Le risque existe que, demain, face à un autre cas de récidive, la dangerosité de l'auteur ayant été mal évaluée ou mal traitée, on nous propose une nouvelle « avancée » consistant, par exemple, à rendre automatique la période de surveillance de sûreté ou le traitement médicamenteux. En effet, l'opinion publique, légitimement inquiète, sera en droit de nous demander pourquoi ces textes successifs s'avèrent toujours, malgré tout, insatisfaisants. Le risque existe que, demain, on se fonde sur la personnalité de celui qui aura purgé sa peine pour demander son enfermement et sa surveillance, dont la reconduction sera quasi automatique.

Mon troisième point a trait aux moyens. L'article 2 du projet de loi pose le principe de la subsidiarité de la rétention de sûreté par rapport à la surveillance de sûreté, laquelle comprend des obligations identiques à celles prévues dans le cadre de la surveillance judiciaire, notamment une injonction de soins ou un placement sous surveillance électronique mobile.

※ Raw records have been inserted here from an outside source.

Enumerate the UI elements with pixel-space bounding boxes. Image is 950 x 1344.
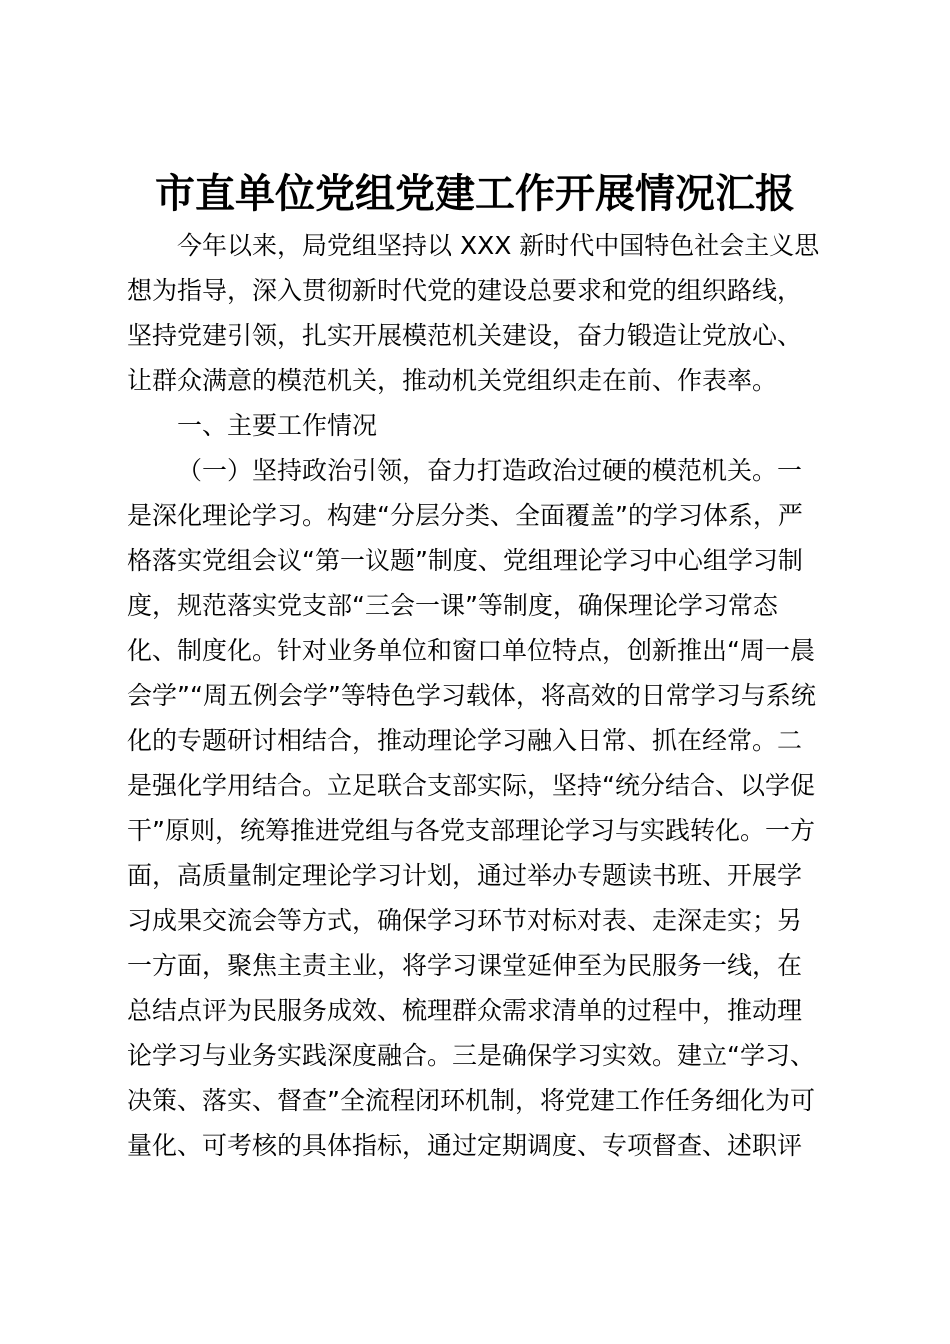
paragraph-section-1 (127, 448, 833, 1168)
text-line: 化的专题研讨相结合，推动理论学习融入日常、抓在经常。二 (127, 726, 803, 755)
text-line: 论学习与业务实践深度融合。三是确保学习实效。建立“学习、 (127, 1041, 815, 1070)
text-line: 化、制度化。针对业务单位和窗口单位特点，创新推出“周一晨 (127, 636, 815, 665)
text-line: 是强化学用结合。立足联合支部实际，坚持“统分结合、以学促 (127, 771, 815, 800)
text-line: 面，高质量制定理论学习计划，通过举办专题读书班、开展学 (127, 861, 803, 890)
text-line: 决策、落实、督查”全流程闭环机制，将党建工作任务细化为可 (127, 1086, 815, 1115)
document-title: 市直单位党组党建工作开展情况汇报 (155, 170, 795, 217)
text-line: 习成果交流会等方式，确保学习环节对标对表、走深走实；另 (127, 906, 803, 935)
document-body (127, 223, 833, 1168)
text-line: 让群众满意的模范机关，推动机关党组织走在前、作表率。 (127, 366, 778, 395)
text-line: （一）坚持政治引领，奋力打造政治过硬的模范机关。一 (177, 456, 803, 485)
text-line: 坚持党建引领，扎实开展模范机关建设，奋力锻造让党放心、 (127, 321, 803, 350)
text-line: 总结点评为民服务成效、梳理群众需求清单的过程中，推动理 (127, 996, 803, 1025)
text-line: 量化、可考核的具体指标，通过定期调度、专项督查、述职评 (127, 1131, 803, 1160)
text-line: 格落实党组会议“第一议题”制度、党组理论学习中心组学习制 (127, 546, 803, 575)
heading-line: 一、主要工作情况 (177, 411, 378, 440)
text-line: 想为指导，深入贯彻新时代党的建设总要求和党的组织路线， (127, 276, 803, 305)
text-line: 今年以来，局党组坚持以 XXX 新时代中国特色社会主义思 (177, 231, 820, 260)
text-line: 一方面，聚焦主责主业，将学习课堂延伸至为民服务一线，在 (127, 951, 803, 980)
text-line: 度，规范落实党支部“三会一课”等制度，确保理论学习常态 (127, 591, 778, 620)
text-line: 会学”“周五例会学”等特色学习载体，将高效的日常学习与系统 (127, 681, 816, 710)
text-line: 干”原则，统筹推进党组与各党支部理论学习与实践转化。一方 (127, 816, 815, 845)
section-heading (127, 403, 833, 448)
paragraph-intro (127, 223, 833, 403)
text-line: 是深化理论学习。构建“分层分类、全面覆盖”的学习体系，严 (127, 501, 803, 530)
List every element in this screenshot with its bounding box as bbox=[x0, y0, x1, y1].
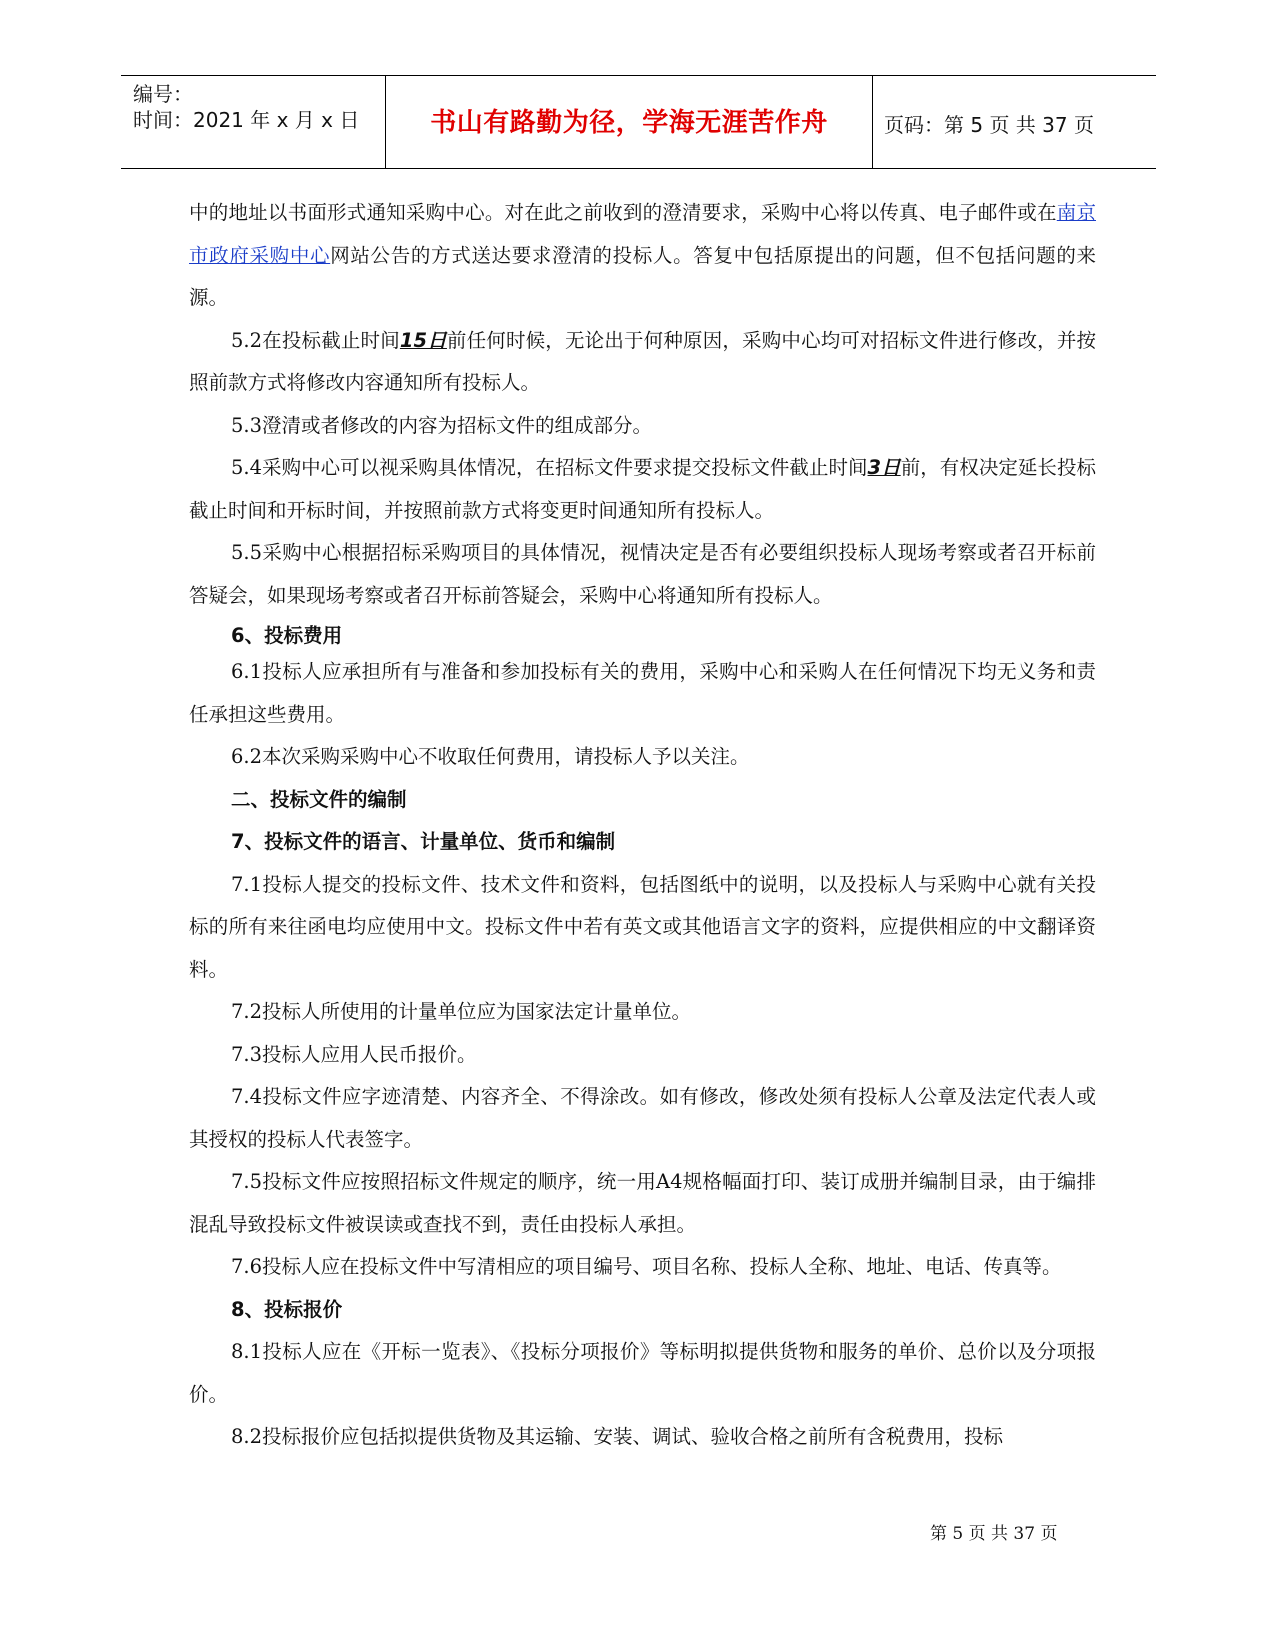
header-page-info: 页码：第 5 页 共 37 页 bbox=[884, 113, 1094, 137]
paragraph-text: 前任何时候，无论出于何种原因，采购中心均可对招标文件进行修改，并按照前款方式将修改内容通知所有投标人。 bbox=[189, 328, 1097, 394]
code-label: 编号： bbox=[133, 82, 193, 106]
paragraph-8-2: 8.2投标报价应包括拟提供货物及其运输、安装、调试、验收合格之前所有含税费用，投标 bbox=[231, 1425, 1004, 1448]
paragraph-text: 5.4采购中心可以视采购具体情况，在招标文件要求提交投标文件截止时间 bbox=[231, 456, 868, 479]
paragraph-text: 5.2在投标截止时间 bbox=[231, 328, 400, 352]
paragraph-6-2: 6.2本次采购采购中心不收取任何费用，请投标人予以关注。 bbox=[231, 745, 750, 768]
paragraph-7-3: 7.3投标人应用人民币报价。 bbox=[231, 1042, 477, 1066]
emphasis-3-days: 3日 bbox=[867, 456, 901, 479]
procurement-center-link[interactable]: 南京市政府采购中心 bbox=[189, 201, 1096, 267]
paragraph-5-2 bbox=[189, 320, 1096, 405]
paragraph-5-4 bbox=[189, 447, 1096, 532]
paragraph-5-1-continued bbox=[189, 192, 1096, 320]
paragraph-7-2: 7.2投标人所使用的计量单位应为国家法定计量单位。 bbox=[231, 1000, 692, 1023]
heading-section-2: 二、投标文件的编制 bbox=[231, 787, 407, 811]
paragraph-7-5: 7.5投标文件应按照招标文件规定的顺序，统一用A4规格幅面打印、装订成册并编制目录，由于编排混乱导致投标文件被误读或查找不到，责任由投标人承担。 bbox=[189, 1170, 1096, 1236]
header-motto-cell bbox=[385, 76, 873, 168]
paragraph-7-4: 7.4投标文件应字迹清楚、内容齐全、不得涂改。如有修改，修改处须有投标人公章及法定代表人或其授权的投标人代表签字。 bbox=[189, 1085, 1096, 1151]
document-body bbox=[189, 192, 1096, 1459]
date-label: 时间：2021 年 x 月 x 日 bbox=[133, 108, 360, 132]
motto: 书山有路勤为径，学海无涯苦作舟 bbox=[430, 108, 828, 138]
heading-8: 8、投标报价 bbox=[231, 1297, 343, 1321]
header-page-cell bbox=[872, 76, 1156, 168]
paragraph-text: 中的地址以书面形式通知采购中心。对在此之前收到的澄清要求，采购中心将以传真、电子邮件或在 bbox=[189, 201, 1057, 224]
page-footer: 第 5 页 共 37 页 bbox=[930, 1524, 1058, 1544]
paragraph-7-6: 7.6投标人应在投标文件中写清相应的项目编号、项目名称、投标人全称、地址、电话、传真等。 bbox=[231, 1255, 1062, 1278]
paragraph-5-3: 5.3澄清或者修改的内容为招标文件的组成部分。 bbox=[231, 413, 653, 437]
paragraph-7-1: 7.1投标人提交的投标文件、技术文件和资料，包括图纸中的说明，以及投标人与采购中心就有关投标的所有来往函电均应使用中文。投标文件中若有英文或其他语言文字的资料，应提供相应的中文翻译资料。 bbox=[189, 872, 1096, 981]
document-header bbox=[121, 75, 1156, 169]
paragraph-6-1: 6.1投标人应承担所有与准备和参加投标有关的费用，采购中心和采购人在任何情况下均无义务和责任承担这些费用。 bbox=[189, 660, 1096, 726]
paragraph-5-5: 5.5采购中心根据招标采购项目的具体情况，视情决定是否有必要组织投标人现场考察或者召开标前答疑会，如果现场考察或者召开标前答疑会，采购中心将通知所有投标人。 bbox=[189, 541, 1096, 607]
paragraph-text: 网站公告的方式送达要求澄清的投标人。答复中包括原提出的问题，但不包括问题的来源。 bbox=[189, 243, 1096, 309]
emphasis-15-days: 15日 bbox=[399, 328, 447, 352]
heading-6: 6、投标费用 bbox=[231, 624, 343, 647]
heading-7: 7、投标文件的语言、计量单位、货币和编制 bbox=[231, 830, 616, 853]
header-meta-cell bbox=[121, 76, 385, 168]
paragraph-text: 前，有权决定延长投标截止时间和开标时间，并按照前款方式将变更时间通知所有投标人。 bbox=[189, 456, 1096, 522]
paragraph-8-1: 8.1投标人应在《开标一览表》、《投标分项报价》等标明拟提供货物和服务的单价、总价以及分项报价。 bbox=[189, 1340, 1096, 1406]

Lors de l'examen du texte en commission, j'ai soulevé une question toute simple : qui assurera cette surveillance électronique mobile, et quels moyens budgétaires sont prévus à cette fin ? Mme la ministre d'État m'a répondu, sans plus de précisions, qu'elle avait prévu « des moyens significatifs pour la prise en compte du risque de récidive et les peines alternatives, notamment à travers l'acquisition de 7 000 bracelets électroniques ». Lors de la discussion des crédits de la mission « Justice », notre collègue Serge Blisko a fait observer, à juste titre, qu'il ne suffisait pas d'acheter des bracelets, mais qu'il fallait aussi augmenter le nombre et la qualification des personnels chargés des fonctions de surveillance et de probation des personnes faisant l'objet des mesures de sûreté ainsi définies.

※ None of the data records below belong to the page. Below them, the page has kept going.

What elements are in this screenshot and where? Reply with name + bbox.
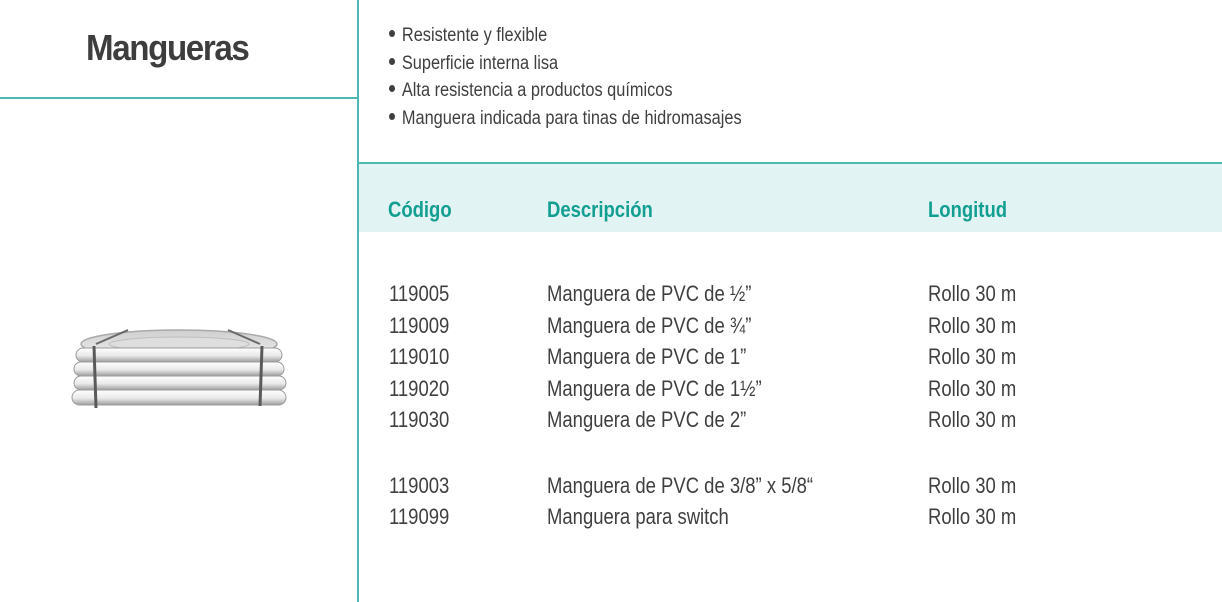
product-description: Manguera de PVC de 1” <box>547 344 747 369</box>
feature-item: Superficie interna lisa <box>389 50 742 78</box>
column-header-code: Código <box>388 197 452 222</box>
product-code: 119020 <box>389 375 450 401</box>
table-row <box>389 278 1189 310</box>
product-length: Rollo 30 m <box>928 504 1017 529</box>
product-description: Manguera de PVC de 1½” <box>547 375 762 401</box>
product-code: 119005 <box>389 281 450 306</box>
bullet-icon <box>389 113 395 120</box>
table-row <box>389 341 1189 373</box>
feature-list <box>389 22 799 132</box>
table-row <box>389 470 1189 502</box>
table-header <box>359 162 1222 232</box>
table-row <box>389 404 1189 436</box>
product-description: Manguera para switch <box>547 504 729 529</box>
product-description: Manguera de PVC de ½” <box>547 281 752 306</box>
product-code: 119099 <box>389 504 450 529</box>
product-length: Rollo 30 m <box>928 344 1017 369</box>
bullet-icon <box>389 58 395 65</box>
bullet-icon <box>389 85 395 92</box>
product-code: 119003 <box>389 472 450 498</box>
product-description: Manguera de PVC de 3/8” x 5/8“ <box>547 472 814 498</box>
product-code: 119009 <box>389 312 450 338</box>
feature-item: Manguera indicada para tinas de hidromasajes <box>389 105 742 133</box>
table-row <box>389 310 1189 342</box>
product-description: Manguera de PVC de ¾” <box>547 312 752 338</box>
product-length: Rollo 30 m <box>928 375 1017 401</box>
feature-item: Resistente y flexible <box>389 22 742 50</box>
coiled-hose-image <box>66 318 292 426</box>
page-title: Mangueras <box>86 27 249 68</box>
product-table <box>389 278 1189 533</box>
product-length: Rollo 30 m <box>928 472 1017 498</box>
product-code: 119030 <box>389 407 450 432</box>
table-row <box>389 501 1189 533</box>
product-code: 119010 <box>389 344 450 369</box>
table-row <box>389 373 1189 405</box>
product-length: Rollo 30 m <box>928 281 1017 306</box>
bullet-icon <box>389 30 395 37</box>
column-header-length: Longitud <box>928 197 1008 222</box>
product-length: Rollo 30 m <box>928 407 1017 432</box>
title-divider <box>0 97 359 99</box>
column-divider <box>357 0 359 602</box>
feature-item: Alta resistencia a productos químicos <box>389 77 742 105</box>
product-length: Rollo 30 m <box>928 312 1017 338</box>
column-header-description: Descripción <box>547 197 653 222</box>
product-description: Manguera de PVC de 2” <box>547 407 747 432</box>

J'ajoute que les organisations syndicales de magistrats restent sceptiques face au développement de l'application de cette mesure aux détenus libérés, dans la mesure où, selon elles, aucun service chargé de gérer ce dispositif n'a encore été véritablement mis en place.

Le manque de précisions sur les modalités concrètes et pratiques de l'organisation nécessaire au bon fonctionnement du dispositif est de nature à nous faire douter de l'applicabilité immédiate de mesures qui nous sont soumises dans le cadre d'une procédure accélérée après que leur parcours législatif a été « gelé » pendant plus d'une année.

Enfin, ce projet de loi traduit une réaction législative visant à rassurer l'opinion, mais témoignant d'une tendance de fond qui mériterait un débat à part entière. Le châtiment ordinaire – la peine –, si sévère soit-il, n'a pas que des avantages, et nécessite des mesures complémentaires pour faire diminuer la criminalité. Les mesures de sûreté sont destinées à empêcher la commission de nouvelles infractions, mais elles sont moins fondées sur la prévention que sur une « défense sociale ».

Si les peines et les mesures de sûreté diffèrent par leur objet, leur fondement et leur taux, elles sont en commun d'être des mesures coercitives. C'est pourquoi on tend à donner aux secondes un cadre légal, même si celui-ci est moins rigoureux que celui applicable aux premières. Ainsi, notre pays se dote progressivement d'une législation prévoyant des mesures coercitives avant toute infraction. La France a la particularité d'être un des pays qui enferment le plus avant le jugement et au moment de l'instruction : 530 000 gardes à vue et 60 000 détentions provisoires en 2007 – ce qui lui vaut d'ailleurs plusieurs condamnations au plan international. Sera-t-elle aussi le pays qui enferme le plus après l'exécution de la peine ?

Les motifs auxquels obéissent de telles mesures peuvent être légitimes ; des restrictions peuvent être apportées par la loi. Toutefois, certaines pratiques obéissent à des motifs qui excèdent largement l'ordre public et, malgré les précautions prises, elles finissent par déborder leurs initiateurs, sans contribuer, hélas ! à la diminution de la délinquance ni à la protection de la population.

Honnêtement, aucun de nous ne peut souhaiter qu'un usage immodéré de ces dispositifs en modifie la perspective. En ce sens, il est plus que souhaitable que notre assemblée mène une évaluation, à court terme puis régulièrement, des législations qui instituent des mesures de sûreté. (Applaudissements sur les bancs du groupe SRC.)